Fulacht fia, Curraheen, Co. Tipperary
Co. Tipperary |
Settlement Sites
Along the western bank of a small stream feeding into the Lingaun River in County Tipperary, there is a prehistoric cooking site that no longer announces itself in any visible way.
It sits below ground level, hidden entirely beneath a tangle of reeds and gorse, known to exist mainly because someone went looking.

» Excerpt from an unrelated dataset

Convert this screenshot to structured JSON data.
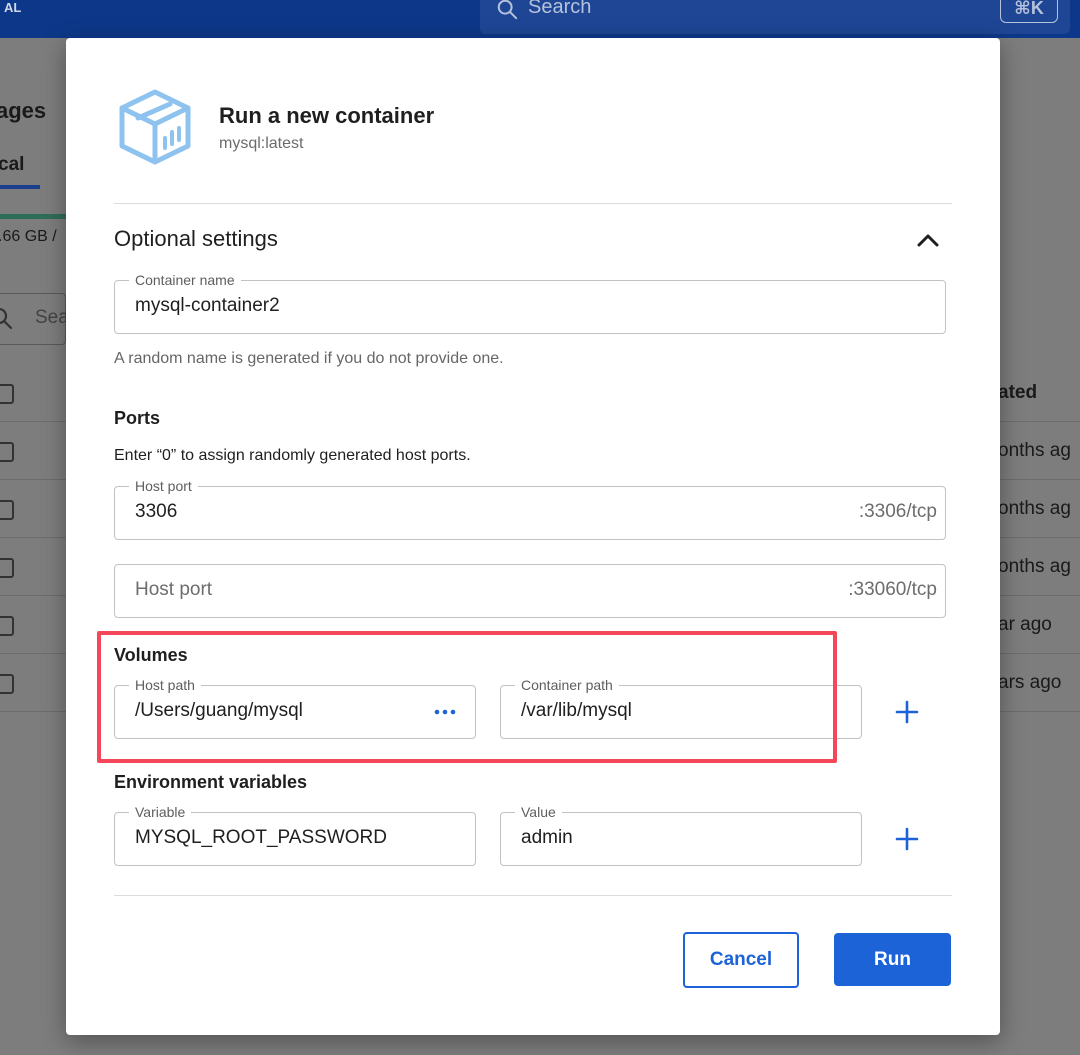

A fulacht fia is a type of ancient burnt mound, found in enormous numbers across Ireland, typically dating to the Bronze Age. The usual interpretation is that they served as outdoor cooking sites: a trough was dug near a water source, lined with wood or stone, filled with water, and heated by dropping fire-cracked rocks into it. Over time, the cracked and discarded stones accumulated into the characteristic horseshoe-shaped mound that survives in the landscape. The site at Curraheen follows the pattern in one important respect, its proximity to running water, positioned on the western bank of a north-to-south stream that drains off the Lingaun River. What it lacks, at least to the naked eye, is any surface presence at all. The monument was identified by a local researcher named Will Forbes, and without that work it would remain unrecorded in any practical sense.

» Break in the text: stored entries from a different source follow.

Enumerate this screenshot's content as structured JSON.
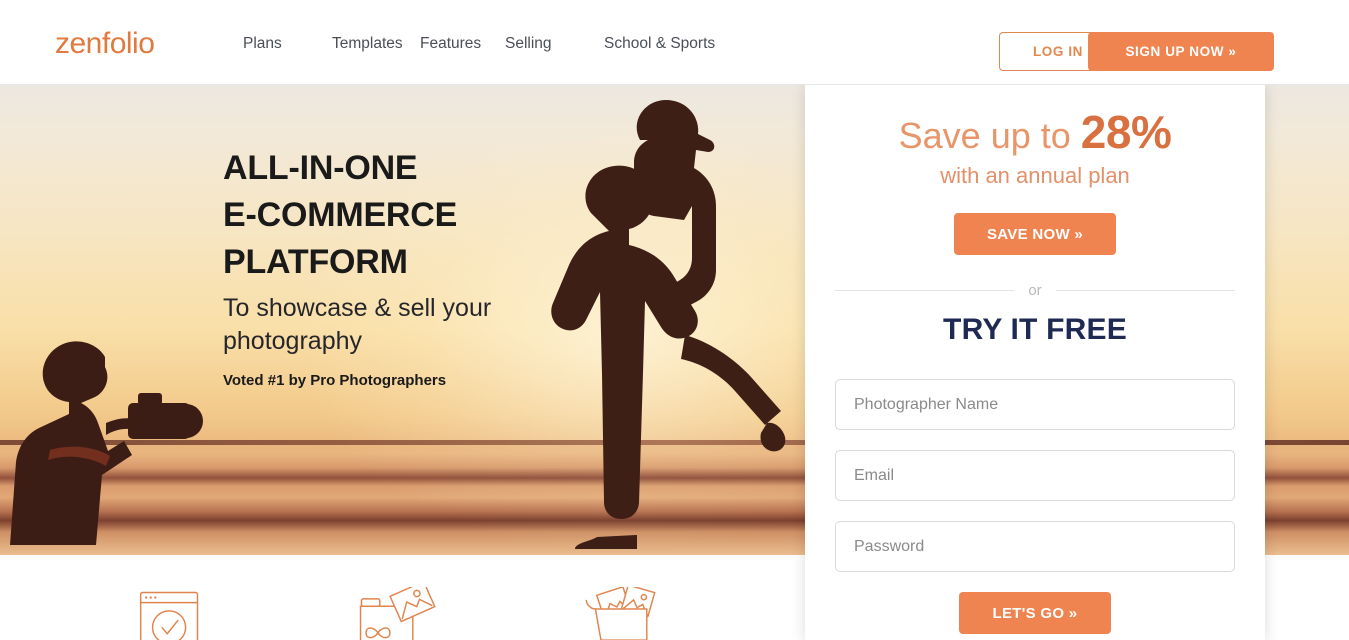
{
  "header": {
    "logo_text": "zenfolio",
    "logo_color": "#e07a3f",
    "nav_items": [
      {
        "label": "Plans"
      },
      {
        "label": "Templates"
      },
      {
        "label": "Features"
      },
      {
        "label": "Selling"
      },
      {
        "label": "School & Sports"
      }
    ],
    "login_label": "LOG IN",
    "signup_label": "SIGN UP NOW »"
  },
  "hero": {
    "headline_line1": "ALL-IN-ONE",
    "headline_line2": "E-COMMERCE",
    "headline_line3": "PLATFORM",
    "subhead_line1": "To showcase & sell your",
    "subhead_line2": "photography",
    "voted": "Voted #1 by Pro Photographers",
    "image_description": "sunset-beach-silhouette-photo"
  },
  "signup": {
    "save_prefix": "Save up to ",
    "save_percent": "28%",
    "annual_note": "with an annual plan",
    "save_now_label": "SAVE NOW »",
    "or_label": "or",
    "try_free_title": "TRY IT FREE",
    "fields": [
      {
        "name": "photographer-name",
        "placeholder": "Photographer Name",
        "value": ""
      },
      {
        "name": "email",
        "placeholder": "Email",
        "value": ""
      },
      {
        "name": "password",
        "placeholder": "Password",
        "value": ""
      }
    ],
    "submit_label": "LET'S GO »",
    "accent_color": "#ef8450",
    "title_color": "#1f2a54"
  },
  "features": {
    "icon_color": "#e0854f",
    "items": [
      {
        "icon": "browser-window-check-icon"
      },
      {
        "icon": "folder-infinity-photos-icon"
      },
      {
        "icon": "shopping-cart-photos-icon"
      }
    ]
  }
}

The site lies in ground that is heavily overgrown, the river bank thick with reeds and gorse clumps of the kind that quickly reclaim wet marginal land. There is nothing to see from ground level, which makes this less a place to visit and more a place to know about, a reminder that the Irish Bronze Age landscape is still incompletely mapped, and that many of its traces survive only because somebody noticed something where others saw nothing.